Mahkememizce toplanan tüm deliller birlikte değerlendirildiğinde; davacı şirket ile dava dışı Kocabaş şirketi arasında akdedilen 28.09.2004 tarihli kira sözleşmesi ile, dava dışı Kocabaş şirketine ait olan ve üzerinde akaryakıt satış ve servis istasyonu bulunan taşınmaz, davacı şirkete 15 yıllık süre için kiralandığı, davacı şirket ile dava dışı Kocabaş şirketi arasında kira sözleşmesinin kurulmasından sonra kiralanan taşınmazın davalı şirkete devredildiği, sözleşmenin 2.maddesine göre; 15 yıllık kira süresinin, sözleşmenin tapuya şerh edildiği tarihte işlemeye başlayacağı, sözleşmenin 3.maddesine göre; 15 yıllık kira bedelinin, net 500.000 USD olduğu, sözleşmenin tapuya şerh verilmesini takiben peşin olarak, ödeme günü ilan olunan TC Merkez Bankası USD döviz satış kuru üzerinden hesaplanacak olan TL karşılığı olarak ve fatura karşılığında ödeneceğinin, sözleşmenin 7. maddesine göre kiracının ihtiyarı dışında, herhangi bir resmi makamın karar ve müdahalesi veya kamulaştırma gibi sebeplerle ve sair sebeplerle, kiracının esas gaye ve maksadı olan mecurda akaryakıt satış ve servisinin yapılmaması, bu kabil ticaretin devamına mani herhangi bir halin zuhur etmesi hallerinde kiracının işbu kira sözleşmesini feshetme hakkına sahip olacağının, Kiracının fesih hakkını kullanması halinde kiralayanın 15 yıllık süre için kendisine ödenecek olan peşin kiranın işlememiş bölümünü kiracıya derhal iade edeceğinin düzenlendiği ve kira sözleşmesinin 01.10.2004 tarihinde tapuya 15 yıl süreli olarak şerh edildiği, buna göre şerhin süresinin 01.10.2019 tarihinde sona ereceği, dolayısıyla kira sözleşmesinin süresinin de 01.10.2019 tarihinde sona ereceği anlaşılmıştır.

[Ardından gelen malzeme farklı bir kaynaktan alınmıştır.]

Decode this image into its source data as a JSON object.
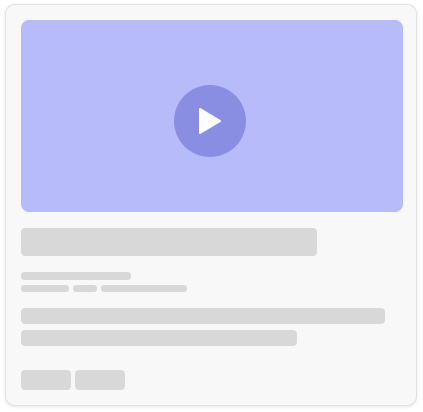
{
  "colors": {
    "card_background": "#f8f8f8",
    "card_border": "#e2e2e2",
    "video_background": "#b7bbfa",
    "play_button": "#8a8ee3",
    "play_icon": "#ffffff",
    "skeleton": "#d8d8d8"
  },
  "video": {
    "icon": "play-icon"
  }
}
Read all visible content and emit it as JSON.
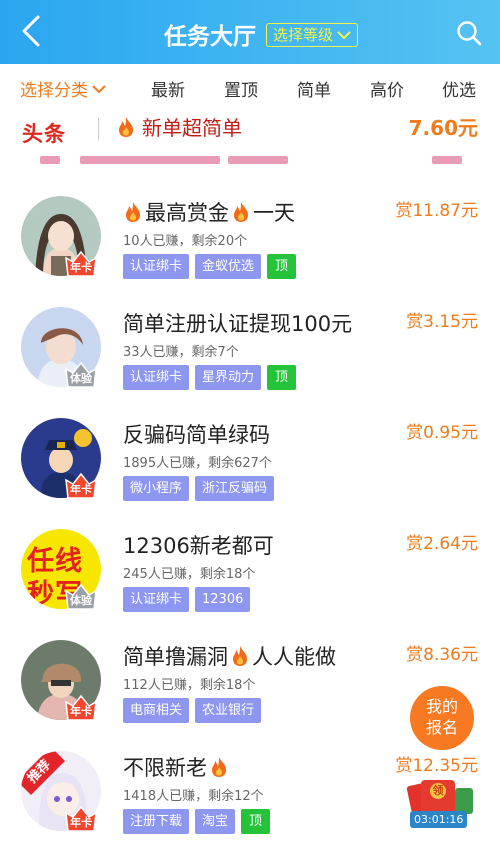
{
  "header": {
    "title": "任务大厅",
    "level_label": "选择等级"
  },
  "filters": [
    {
      "label": "选择分类"
    },
    {
      "label": "最新"
    },
    {
      "label": "置顶"
    },
    {
      "label": "简单"
    },
    {
      "label": "高价"
    },
    {
      "label": "优选"
    }
  ],
  "ticker": {
    "logo": "头条",
    "text": "新单超简单",
    "price": "7.60元"
  },
  "tasks": [
    {
      "title_a": "最高赏金",
      "title_b": "一天",
      "sub": "10人已赚，剩余20个",
      "tags": [
        "认证绑卡",
        "金蚁优选"
      ],
      "top": "顶",
      "reward": "赏11.87元",
      "badge": "年卡"
    },
    {
      "title_a": "简单注册认证提现100元",
      "title_b": "",
      "sub": "33人已赚，剩余7个",
      "tags": [
        "认证绑卡",
        "星界动力"
      ],
      "top": "顶",
      "reward": "赏3.15元",
      "badge": "体验"
    },
    {
      "title_a": "反骗码简单绿码",
      "title_b": "",
      "sub": "1895人已赚，剩余627个",
      "tags": [
        "微小程序",
        "浙江反骗码"
      ],
      "top": "",
      "reward": "赏0.95元",
      "badge": "年卡"
    },
    {
      "title_a": "12306新老都可",
      "title_b": "",
      "sub": "245人已赚，剩余18个",
      "tags": [
        "认证绑卡",
        "12306"
      ],
      "top": "",
      "reward": "赏2.64元",
      "badge": "体验",
      "avatar_text_1": "任线",
      "avatar_text_2": "秒写"
    },
    {
      "title_a": "简单撸漏洞",
      "title_b": "人人能做",
      "sub": "112人已赚，剩余18个",
      "tags": [
        "电商相关",
        "农业银行"
      ],
      "top": "",
      "reward": "赏8.36元",
      "badge": "年卡"
    },
    {
      "title_a": "不限新老",
      "title_b": "",
      "sub": "1418人已赚，剩余12个",
      "tags": [
        "注册下载",
        "淘宝"
      ],
      "top": "顶",
      "reward": "赏12.35元",
      "badge": "年卡",
      "avatar_text_1": "推荐"
    }
  ],
  "float": {
    "line1": "我的",
    "line2": "报名",
    "redpack_label": "领",
    "timer": "03:01:16"
  },
  "colors": {
    "header": "#2aa6f0",
    "accent": "#f07b1c",
    "tag": "#8e97f0",
    "top_tag": "#24c33a"
  }
}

Davacı şirket ile davalı şirket arasında, 02.05.2005 tarihli İşleticilik Sözleşmesi akdedildiği, bu sözleşmenin konusunun, davalı Şirkete ait taşınmaz üzerinde bulunan akaryakıt istasyonunun davalı şirket tarafından, davacının bayisi olarak işletilmesi ve davacının ürettiği akaryakıtların burada satılmasına ilişkin olduğu, bu sözleşme bayilik sözleşmesi niteliğinde olduğu, sözleşmenin 12. maddesine göre işbu sözleşmenin süresinin imza tarihi olan 02.05.2005 tarihinden itibaren 5 yıl olduğunun düzenlendiği, buna göre sözleşmenin süresinin 02.05.2010 tarihinde sona ereceği, sözleşmenin 3/a maddesine göre satış yerinde halen mevcut ve davalının malı olan veya davacı tarafından davalıya verilmiş bulunan ve görülen lüzum üzerine davalı tarafından satın alınacak veya davacı tarafından verilecek pompa, kompresör ve sair teçhizat, alat ve edevat satış yerinde münhasıran davacının mallarının satılmasında kullanılacağının, sözleşmenin 3/c maddesine göre bu sözleşmenin feshi veya herhangi bir nedenle sona ermesi halinde, davalının kendisine iareten verilen teçhizat, alat ve edevatı aynen davacıya kullanılır ve sağlam bir şekilde derhal iade ve teslim edeceğinin düzenlendiği ve taraflar arasındaki İşleticilik Sözleşmesinin 5 yıllık normal süresinin 02.05.2010 tarihinde sona erdiği anlaşılmıştır.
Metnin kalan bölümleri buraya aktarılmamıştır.